The tutorial from Puking Pastilles was very clear and detailed, but it kind of glossed over exactly how thick the project gets: by the time I’d reached ten layers of fabric with interfacing plus elastic, the bias tape I’d bought was too thin to wrap around it and my sewing machine had declared its intention to pack up and move to Hawaii.


This project started with ripping the gearstick cover to pieces (which makes it sound like I used bare hands and brute strength, but actually I used a Quick Unpick). Cotton alone would have been too flimsy, but I didn’t see the point in replacing one plain boring leather cover for another plain boring leather cover, so I decided to take it apart, glue the new material to the old material and put it all back together again. I only removed the top section and tore out one seam, but working with the cover flat let me wrap and glue the material around the bottom without the elastic scrunching it, and sew straight lines along the seams I wasn’t unpicking. It would be possible to do it just by gluing, but it might not have held its shape as well.

With blithe disregard for the fact that they didn’t match anything, at all, in any sense, I cut each end off the shoelaces from my Batman Converse, stitched the two sections together and fed it through as the cord.

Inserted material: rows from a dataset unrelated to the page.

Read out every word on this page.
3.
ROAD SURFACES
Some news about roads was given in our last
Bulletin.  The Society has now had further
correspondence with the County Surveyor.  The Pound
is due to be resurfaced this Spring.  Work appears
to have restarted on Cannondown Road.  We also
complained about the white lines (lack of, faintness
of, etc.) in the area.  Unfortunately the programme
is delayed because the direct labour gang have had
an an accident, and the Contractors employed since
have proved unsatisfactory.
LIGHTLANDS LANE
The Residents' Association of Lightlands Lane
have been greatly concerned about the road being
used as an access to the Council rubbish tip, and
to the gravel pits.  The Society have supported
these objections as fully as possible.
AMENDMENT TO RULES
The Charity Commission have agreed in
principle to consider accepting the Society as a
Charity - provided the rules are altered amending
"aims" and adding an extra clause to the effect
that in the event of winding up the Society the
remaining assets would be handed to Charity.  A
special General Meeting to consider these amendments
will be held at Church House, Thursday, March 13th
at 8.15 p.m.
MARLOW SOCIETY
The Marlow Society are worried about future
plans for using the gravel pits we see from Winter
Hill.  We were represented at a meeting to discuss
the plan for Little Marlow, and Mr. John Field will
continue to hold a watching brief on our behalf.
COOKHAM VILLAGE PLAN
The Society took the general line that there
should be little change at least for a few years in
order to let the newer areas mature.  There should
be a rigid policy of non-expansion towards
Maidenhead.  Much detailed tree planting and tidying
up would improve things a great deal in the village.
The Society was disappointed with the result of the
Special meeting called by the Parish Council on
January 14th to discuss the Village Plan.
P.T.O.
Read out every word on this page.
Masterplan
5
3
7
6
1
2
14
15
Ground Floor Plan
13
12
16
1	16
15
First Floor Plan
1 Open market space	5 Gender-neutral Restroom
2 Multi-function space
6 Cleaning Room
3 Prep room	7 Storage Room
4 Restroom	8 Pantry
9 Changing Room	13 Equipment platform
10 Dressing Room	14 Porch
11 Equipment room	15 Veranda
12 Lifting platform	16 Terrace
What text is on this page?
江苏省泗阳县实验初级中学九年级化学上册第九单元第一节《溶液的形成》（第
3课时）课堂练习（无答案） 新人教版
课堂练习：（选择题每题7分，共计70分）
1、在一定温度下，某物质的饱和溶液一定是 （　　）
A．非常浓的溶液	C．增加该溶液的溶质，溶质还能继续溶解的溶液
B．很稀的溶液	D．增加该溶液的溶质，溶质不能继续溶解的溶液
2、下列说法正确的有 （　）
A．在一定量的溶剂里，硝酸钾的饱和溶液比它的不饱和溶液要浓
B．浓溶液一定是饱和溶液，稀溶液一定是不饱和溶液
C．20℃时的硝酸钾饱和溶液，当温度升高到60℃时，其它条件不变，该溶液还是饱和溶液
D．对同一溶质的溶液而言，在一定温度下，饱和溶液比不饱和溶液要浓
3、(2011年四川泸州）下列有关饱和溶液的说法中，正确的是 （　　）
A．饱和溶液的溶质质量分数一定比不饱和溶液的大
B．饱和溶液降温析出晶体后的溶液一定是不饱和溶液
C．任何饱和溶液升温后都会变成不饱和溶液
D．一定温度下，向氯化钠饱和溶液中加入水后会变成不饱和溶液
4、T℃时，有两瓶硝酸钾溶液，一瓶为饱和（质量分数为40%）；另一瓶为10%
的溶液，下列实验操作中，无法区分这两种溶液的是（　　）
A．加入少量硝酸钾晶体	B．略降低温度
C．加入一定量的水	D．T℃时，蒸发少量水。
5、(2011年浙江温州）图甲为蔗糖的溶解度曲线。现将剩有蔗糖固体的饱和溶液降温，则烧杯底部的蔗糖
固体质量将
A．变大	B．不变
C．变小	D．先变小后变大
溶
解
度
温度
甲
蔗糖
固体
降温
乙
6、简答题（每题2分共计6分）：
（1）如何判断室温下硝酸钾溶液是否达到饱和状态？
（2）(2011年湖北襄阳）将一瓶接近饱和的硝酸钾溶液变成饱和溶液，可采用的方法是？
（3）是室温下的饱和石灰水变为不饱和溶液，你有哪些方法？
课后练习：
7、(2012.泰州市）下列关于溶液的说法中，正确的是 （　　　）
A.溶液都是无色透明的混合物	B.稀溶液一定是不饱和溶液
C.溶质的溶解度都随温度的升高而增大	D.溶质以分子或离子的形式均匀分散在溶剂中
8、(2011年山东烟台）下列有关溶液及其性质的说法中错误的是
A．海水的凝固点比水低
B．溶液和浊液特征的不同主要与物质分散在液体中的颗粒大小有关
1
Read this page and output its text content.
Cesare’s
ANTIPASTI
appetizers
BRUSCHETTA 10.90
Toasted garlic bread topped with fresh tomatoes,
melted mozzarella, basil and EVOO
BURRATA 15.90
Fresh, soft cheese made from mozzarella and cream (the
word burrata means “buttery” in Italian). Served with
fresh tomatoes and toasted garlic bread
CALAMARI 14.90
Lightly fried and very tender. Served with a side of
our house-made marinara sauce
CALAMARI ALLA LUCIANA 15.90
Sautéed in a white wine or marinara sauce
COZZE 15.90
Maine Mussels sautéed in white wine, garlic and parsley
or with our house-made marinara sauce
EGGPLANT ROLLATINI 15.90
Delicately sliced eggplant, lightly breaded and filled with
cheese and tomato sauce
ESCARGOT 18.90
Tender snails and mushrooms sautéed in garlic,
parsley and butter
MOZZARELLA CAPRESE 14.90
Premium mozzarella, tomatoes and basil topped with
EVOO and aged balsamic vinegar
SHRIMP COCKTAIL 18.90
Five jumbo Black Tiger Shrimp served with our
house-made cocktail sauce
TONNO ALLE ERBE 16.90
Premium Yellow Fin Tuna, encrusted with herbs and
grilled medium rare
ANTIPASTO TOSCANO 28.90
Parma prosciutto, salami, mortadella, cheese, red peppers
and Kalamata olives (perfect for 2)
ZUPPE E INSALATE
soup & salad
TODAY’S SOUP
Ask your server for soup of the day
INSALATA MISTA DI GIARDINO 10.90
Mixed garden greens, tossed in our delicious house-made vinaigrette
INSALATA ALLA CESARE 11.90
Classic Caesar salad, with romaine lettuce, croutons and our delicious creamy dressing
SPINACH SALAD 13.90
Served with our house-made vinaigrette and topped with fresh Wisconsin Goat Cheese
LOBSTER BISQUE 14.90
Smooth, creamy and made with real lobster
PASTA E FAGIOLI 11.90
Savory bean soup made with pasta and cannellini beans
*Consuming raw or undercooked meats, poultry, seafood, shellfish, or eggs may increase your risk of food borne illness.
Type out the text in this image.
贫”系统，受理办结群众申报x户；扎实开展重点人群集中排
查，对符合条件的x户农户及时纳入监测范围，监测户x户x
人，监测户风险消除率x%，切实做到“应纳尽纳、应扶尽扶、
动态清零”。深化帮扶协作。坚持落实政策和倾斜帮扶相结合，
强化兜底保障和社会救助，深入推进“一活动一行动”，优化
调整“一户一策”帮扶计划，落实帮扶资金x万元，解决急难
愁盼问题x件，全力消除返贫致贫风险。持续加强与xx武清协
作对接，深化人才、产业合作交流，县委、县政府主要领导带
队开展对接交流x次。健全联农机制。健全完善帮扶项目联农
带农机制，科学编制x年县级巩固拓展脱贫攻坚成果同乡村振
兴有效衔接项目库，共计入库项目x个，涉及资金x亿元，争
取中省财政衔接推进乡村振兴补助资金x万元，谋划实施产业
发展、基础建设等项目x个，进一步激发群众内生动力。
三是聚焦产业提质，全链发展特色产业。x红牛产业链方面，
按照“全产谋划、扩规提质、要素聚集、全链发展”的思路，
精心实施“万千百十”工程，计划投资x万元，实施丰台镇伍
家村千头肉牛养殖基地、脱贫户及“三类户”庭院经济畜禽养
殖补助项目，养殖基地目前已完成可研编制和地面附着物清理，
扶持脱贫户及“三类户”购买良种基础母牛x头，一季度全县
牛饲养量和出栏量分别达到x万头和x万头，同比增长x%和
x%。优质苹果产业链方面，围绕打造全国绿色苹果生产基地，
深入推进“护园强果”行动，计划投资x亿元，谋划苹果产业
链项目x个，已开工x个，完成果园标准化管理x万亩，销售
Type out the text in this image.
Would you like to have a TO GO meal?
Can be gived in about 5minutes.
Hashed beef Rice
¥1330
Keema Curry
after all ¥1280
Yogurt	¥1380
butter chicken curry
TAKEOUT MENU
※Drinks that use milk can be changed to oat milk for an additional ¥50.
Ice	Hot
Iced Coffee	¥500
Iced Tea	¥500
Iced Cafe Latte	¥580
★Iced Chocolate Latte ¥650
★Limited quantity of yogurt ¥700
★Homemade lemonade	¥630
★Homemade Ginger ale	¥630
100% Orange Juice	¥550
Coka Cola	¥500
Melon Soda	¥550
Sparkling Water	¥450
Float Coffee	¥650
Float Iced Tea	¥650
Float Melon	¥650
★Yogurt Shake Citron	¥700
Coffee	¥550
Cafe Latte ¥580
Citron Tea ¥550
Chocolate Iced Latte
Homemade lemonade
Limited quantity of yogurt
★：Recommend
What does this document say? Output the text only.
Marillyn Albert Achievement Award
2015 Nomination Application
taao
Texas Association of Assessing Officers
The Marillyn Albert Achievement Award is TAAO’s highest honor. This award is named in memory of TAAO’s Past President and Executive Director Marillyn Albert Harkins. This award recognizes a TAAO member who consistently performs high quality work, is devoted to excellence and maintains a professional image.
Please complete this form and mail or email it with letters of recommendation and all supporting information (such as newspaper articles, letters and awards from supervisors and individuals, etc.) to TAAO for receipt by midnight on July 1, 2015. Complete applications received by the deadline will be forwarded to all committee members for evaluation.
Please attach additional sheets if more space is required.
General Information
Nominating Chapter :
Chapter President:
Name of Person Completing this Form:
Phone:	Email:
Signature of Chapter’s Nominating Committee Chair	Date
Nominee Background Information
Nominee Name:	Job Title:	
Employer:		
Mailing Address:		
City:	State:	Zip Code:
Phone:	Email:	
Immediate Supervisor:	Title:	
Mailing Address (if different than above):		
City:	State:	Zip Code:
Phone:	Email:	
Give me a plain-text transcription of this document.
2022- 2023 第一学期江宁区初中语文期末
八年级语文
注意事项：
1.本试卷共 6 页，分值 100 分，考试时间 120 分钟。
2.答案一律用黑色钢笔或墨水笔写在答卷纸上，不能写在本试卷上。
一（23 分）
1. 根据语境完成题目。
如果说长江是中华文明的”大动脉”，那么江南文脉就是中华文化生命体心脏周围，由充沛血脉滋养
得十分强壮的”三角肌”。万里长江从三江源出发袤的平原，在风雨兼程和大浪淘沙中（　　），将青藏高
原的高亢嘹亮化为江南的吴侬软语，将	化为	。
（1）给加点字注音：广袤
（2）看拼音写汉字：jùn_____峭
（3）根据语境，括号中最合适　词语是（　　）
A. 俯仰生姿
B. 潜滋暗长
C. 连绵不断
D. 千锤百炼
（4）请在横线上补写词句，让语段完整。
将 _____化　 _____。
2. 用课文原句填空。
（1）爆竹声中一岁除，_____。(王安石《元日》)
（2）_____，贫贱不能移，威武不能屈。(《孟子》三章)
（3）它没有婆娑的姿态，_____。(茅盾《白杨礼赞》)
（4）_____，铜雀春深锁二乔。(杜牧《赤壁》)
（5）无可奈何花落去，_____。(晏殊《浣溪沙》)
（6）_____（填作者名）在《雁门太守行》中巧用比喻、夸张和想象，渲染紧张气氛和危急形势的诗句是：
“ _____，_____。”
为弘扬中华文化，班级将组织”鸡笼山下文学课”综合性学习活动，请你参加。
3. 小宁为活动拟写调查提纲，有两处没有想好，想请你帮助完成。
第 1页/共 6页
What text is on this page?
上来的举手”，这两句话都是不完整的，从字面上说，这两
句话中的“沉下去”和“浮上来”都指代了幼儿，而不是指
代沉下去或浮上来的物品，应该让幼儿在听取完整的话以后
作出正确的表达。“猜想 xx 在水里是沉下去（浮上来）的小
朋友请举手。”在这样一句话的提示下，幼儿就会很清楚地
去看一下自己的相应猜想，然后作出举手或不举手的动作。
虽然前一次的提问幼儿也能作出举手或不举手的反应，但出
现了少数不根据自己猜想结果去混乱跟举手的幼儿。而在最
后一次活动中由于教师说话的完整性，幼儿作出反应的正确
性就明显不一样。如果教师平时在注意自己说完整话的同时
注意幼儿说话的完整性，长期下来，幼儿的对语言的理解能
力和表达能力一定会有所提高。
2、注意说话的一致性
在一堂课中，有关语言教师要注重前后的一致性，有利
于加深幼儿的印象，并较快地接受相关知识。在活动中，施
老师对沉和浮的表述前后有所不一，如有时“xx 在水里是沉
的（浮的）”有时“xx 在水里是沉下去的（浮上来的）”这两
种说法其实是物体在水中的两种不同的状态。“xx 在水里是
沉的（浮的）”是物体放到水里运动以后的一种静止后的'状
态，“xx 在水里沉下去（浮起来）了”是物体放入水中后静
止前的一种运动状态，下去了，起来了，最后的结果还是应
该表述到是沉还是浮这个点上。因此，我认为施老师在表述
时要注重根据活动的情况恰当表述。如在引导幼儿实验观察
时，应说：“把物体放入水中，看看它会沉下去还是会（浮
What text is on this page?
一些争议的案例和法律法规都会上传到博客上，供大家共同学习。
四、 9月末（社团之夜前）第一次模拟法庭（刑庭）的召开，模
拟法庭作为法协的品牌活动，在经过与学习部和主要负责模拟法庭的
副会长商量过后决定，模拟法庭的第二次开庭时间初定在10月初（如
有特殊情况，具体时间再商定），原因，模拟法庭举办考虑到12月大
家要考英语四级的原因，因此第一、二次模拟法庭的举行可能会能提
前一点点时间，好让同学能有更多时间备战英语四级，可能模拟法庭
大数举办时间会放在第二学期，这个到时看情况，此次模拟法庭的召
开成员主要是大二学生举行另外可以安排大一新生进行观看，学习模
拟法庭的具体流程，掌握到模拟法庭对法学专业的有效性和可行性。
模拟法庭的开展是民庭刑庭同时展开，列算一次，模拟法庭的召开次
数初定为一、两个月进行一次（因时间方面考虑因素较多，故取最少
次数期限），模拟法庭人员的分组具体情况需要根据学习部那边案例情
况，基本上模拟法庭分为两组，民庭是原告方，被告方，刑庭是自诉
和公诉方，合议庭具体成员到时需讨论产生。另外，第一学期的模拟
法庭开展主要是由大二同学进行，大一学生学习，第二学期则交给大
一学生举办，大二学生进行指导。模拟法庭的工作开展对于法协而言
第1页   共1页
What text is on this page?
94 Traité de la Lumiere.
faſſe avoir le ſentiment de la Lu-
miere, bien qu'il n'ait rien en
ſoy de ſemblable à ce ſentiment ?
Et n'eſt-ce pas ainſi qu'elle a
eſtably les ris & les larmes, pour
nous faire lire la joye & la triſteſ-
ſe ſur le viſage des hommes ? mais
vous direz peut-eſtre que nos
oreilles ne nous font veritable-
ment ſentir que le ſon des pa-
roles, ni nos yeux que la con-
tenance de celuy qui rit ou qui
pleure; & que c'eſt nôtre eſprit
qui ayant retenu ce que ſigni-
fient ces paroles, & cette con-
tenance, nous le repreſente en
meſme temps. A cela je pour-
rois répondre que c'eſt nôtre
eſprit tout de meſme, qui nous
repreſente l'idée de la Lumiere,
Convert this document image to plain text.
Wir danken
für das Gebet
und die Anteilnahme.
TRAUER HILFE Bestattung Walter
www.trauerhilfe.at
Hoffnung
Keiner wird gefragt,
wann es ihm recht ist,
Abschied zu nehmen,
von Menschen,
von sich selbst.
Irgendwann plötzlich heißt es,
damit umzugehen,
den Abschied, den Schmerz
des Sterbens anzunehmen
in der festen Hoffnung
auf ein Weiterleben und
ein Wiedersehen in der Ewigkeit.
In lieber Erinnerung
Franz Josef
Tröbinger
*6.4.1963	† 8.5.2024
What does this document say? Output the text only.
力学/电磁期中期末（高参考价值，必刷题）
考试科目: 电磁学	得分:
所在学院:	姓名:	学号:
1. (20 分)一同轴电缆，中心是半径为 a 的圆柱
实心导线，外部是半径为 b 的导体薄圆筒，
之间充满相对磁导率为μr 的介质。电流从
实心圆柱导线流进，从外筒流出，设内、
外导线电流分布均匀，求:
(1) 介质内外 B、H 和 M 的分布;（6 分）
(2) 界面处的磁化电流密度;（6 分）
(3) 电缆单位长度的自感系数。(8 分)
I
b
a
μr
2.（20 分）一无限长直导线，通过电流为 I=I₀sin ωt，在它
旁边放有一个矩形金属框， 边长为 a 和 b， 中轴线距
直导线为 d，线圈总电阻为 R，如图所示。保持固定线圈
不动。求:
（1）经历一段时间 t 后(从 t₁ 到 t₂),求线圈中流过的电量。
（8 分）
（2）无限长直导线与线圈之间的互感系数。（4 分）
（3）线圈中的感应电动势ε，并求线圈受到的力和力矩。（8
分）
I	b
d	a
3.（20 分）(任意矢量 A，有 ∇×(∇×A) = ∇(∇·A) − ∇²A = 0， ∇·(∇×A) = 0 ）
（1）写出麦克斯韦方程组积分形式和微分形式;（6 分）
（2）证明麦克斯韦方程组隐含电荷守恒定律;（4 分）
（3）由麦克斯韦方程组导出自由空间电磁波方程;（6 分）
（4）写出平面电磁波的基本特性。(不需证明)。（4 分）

It took me three tries to get the Velcro sewn back on close-enough-to-properly. If you’re going to take something apart and then try to recreate it, for the love of god take proper photos of it first.


 I really should have taken a photo of the cup holder before I took it off to spray paint it, since I couldn't figure out how to put it back together again.


They’re literally just a circle two inches in diameter wider than the window knob, with a piece of elastic sewn in. (Well, I needed something else that matched my pirate duck.)

 Some kind of tacky plastic animal is an old Wayne tradition, though the ducks automatically lose by virtue of not being blueberry-scented.


Originally I was going to make the organiser for the car so I had somewhere to dump my wallet and phone, but since the CD visor freed up the console for that, I stuck it on my bedroom wall instead. It probably would have turned out a lot better if I hadn't been in a 'I do not measure things or pin things!' mood. Also, I ran out of stiffener and so I had to cut up Zoe's cereal box. She won't mind. I hope.